Our two key outcome measures were target recognition and lure discrimination. These were measured immediately and 24 h later. Target recognition was measured by a discriminability index (d′), which was calculated as z(Hits) − z(False Alarms). Hits and false alarms refer to correct recognition of old items and false recognition of new items, respectively. D′ is calculated as the difference of z-transformed values. In order to measure how well participants discriminated similar items (lures), we examined performance using a discriminability index (d′), which was calculated as z(Hits) − z(Lure False Alarms). We also calculated a forgetting rate to determine how much an individual forgets over the 24-h delay, calculated as a proportion of forgetting [(24-h delay d′ − Immediate d′)/Immediate d′]. These measures were determined overall as well as split into negative, neutral, and positive trials.

Valence, arousal, and similarity measures

A subset of young participants underwent valence, arousal, and similarity ratings after they completed the study (N = 21, mean age = 22, 33% male). Participants rated the video clips and images for emotional valence on a scale of 1–9 (1 being the most negative, 9 being the most positive, and 5 being neutral). Video clips and images were also rated for emotional arousal on a scale of 1–9 (1 being the least arousing and 9 being the most arousing). Table 2 shows the average ratings across negative, neutral, and positive stimuli. Negative video clips (t(20) = −15.6, P < 0.001) and images (t(20) = −11.9, P < 0.001) as well as positive video clips (t(20) = −14.6, P < 0.001) and images (t(20) = −10.6, P < 0.001) were rated significantly different from neutral stimuli for valence. Both negative video clips (t(20) = 9.2, P < 0.001) and images (t(20) = 8.6, P < 0.001) as well as positive video clips (t(20) = −19.3, P < 0.001) and images (t(20) = −12.3, P < 0.001) were rated as having higher arousal compared to neutral stimuli.

Table 2.

Valence and arousal ratings for video clips and images

Finally, similarity ratings were acquired by showing two images side by side. Participants were asked to rate the similarity between the two images (1 being completely different, 2 being somewhat similar, 3 being moderately similar, 4 being very similar, and 5 being identical).

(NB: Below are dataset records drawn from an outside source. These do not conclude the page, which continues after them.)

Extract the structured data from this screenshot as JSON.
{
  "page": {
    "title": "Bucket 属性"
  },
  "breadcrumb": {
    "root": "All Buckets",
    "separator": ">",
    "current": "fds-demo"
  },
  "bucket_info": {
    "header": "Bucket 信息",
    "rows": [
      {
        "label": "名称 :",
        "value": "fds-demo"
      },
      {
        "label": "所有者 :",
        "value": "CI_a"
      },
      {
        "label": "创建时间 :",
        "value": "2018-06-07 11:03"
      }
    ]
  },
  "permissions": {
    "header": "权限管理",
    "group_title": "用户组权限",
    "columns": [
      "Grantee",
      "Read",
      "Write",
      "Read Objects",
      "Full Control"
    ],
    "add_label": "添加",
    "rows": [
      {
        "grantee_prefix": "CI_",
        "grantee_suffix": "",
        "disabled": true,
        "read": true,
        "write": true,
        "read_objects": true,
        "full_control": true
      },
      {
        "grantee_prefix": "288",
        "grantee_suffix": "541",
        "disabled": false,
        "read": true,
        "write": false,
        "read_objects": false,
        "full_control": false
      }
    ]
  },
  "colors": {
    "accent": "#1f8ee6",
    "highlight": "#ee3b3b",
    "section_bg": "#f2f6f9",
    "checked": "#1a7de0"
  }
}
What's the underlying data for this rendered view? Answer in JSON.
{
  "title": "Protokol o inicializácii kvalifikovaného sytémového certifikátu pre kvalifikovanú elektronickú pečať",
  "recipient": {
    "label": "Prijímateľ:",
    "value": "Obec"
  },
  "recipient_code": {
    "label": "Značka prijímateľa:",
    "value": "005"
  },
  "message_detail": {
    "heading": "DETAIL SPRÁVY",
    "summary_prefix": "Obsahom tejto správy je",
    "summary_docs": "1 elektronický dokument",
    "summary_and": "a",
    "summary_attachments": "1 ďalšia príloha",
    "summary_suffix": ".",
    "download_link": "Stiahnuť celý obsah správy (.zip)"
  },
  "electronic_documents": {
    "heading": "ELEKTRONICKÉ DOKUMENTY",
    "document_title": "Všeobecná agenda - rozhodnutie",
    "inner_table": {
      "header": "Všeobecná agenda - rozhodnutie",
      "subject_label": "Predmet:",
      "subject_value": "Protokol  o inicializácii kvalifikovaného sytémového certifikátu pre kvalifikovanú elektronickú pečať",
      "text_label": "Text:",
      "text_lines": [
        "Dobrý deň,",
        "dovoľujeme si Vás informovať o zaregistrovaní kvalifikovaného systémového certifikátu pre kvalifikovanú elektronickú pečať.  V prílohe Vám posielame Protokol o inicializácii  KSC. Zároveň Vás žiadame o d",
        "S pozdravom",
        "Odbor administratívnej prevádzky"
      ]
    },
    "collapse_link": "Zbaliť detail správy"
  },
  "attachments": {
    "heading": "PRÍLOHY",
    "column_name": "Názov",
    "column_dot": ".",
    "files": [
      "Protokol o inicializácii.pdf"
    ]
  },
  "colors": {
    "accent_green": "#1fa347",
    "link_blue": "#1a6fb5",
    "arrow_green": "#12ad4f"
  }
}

This task was self-paced. Identical scenes that were paired together received an average rating of 4.9, lure pairs received an average rating of 3.1, and completely different paired images received a rating of 1.0. Similarity ratings were distributed across the 1–5 scale and similarity ratings across Day 1 and Day 2 testing did not differ (P = 0.99).

Statistical analyses

All statistical analyses were conducted in SPSS v. 25 (IBM Corp., Armonk, NY). Planned comparisons were conducted using repeated-measures ANOVAs and t-tests. Post-hoc statistical tests for ANOVAs were corrected for multiple comparisons using Scheffe's correction. All tests used the General Linear Model (ANOVA and correlations). Correlation analyses were corrected for multiple comparisons when necessary using Bonferroni correction. Comparison of correlations was performed using Fisher r-to-z transformations. Normality assumptions were investigated using Kolmogorov–Smirnov tests and all distributions investigated did not significantly deviate from the normal distribution. Repeated-measures tests were corrected for error nonsphericity using Greenhouse–Geisser correction. Statistical values were considered significant at a final corrected α level of 0.05 (and 0.025 for correlation analyses to correct for multiple comparisons), which appropriately controls for Type I error.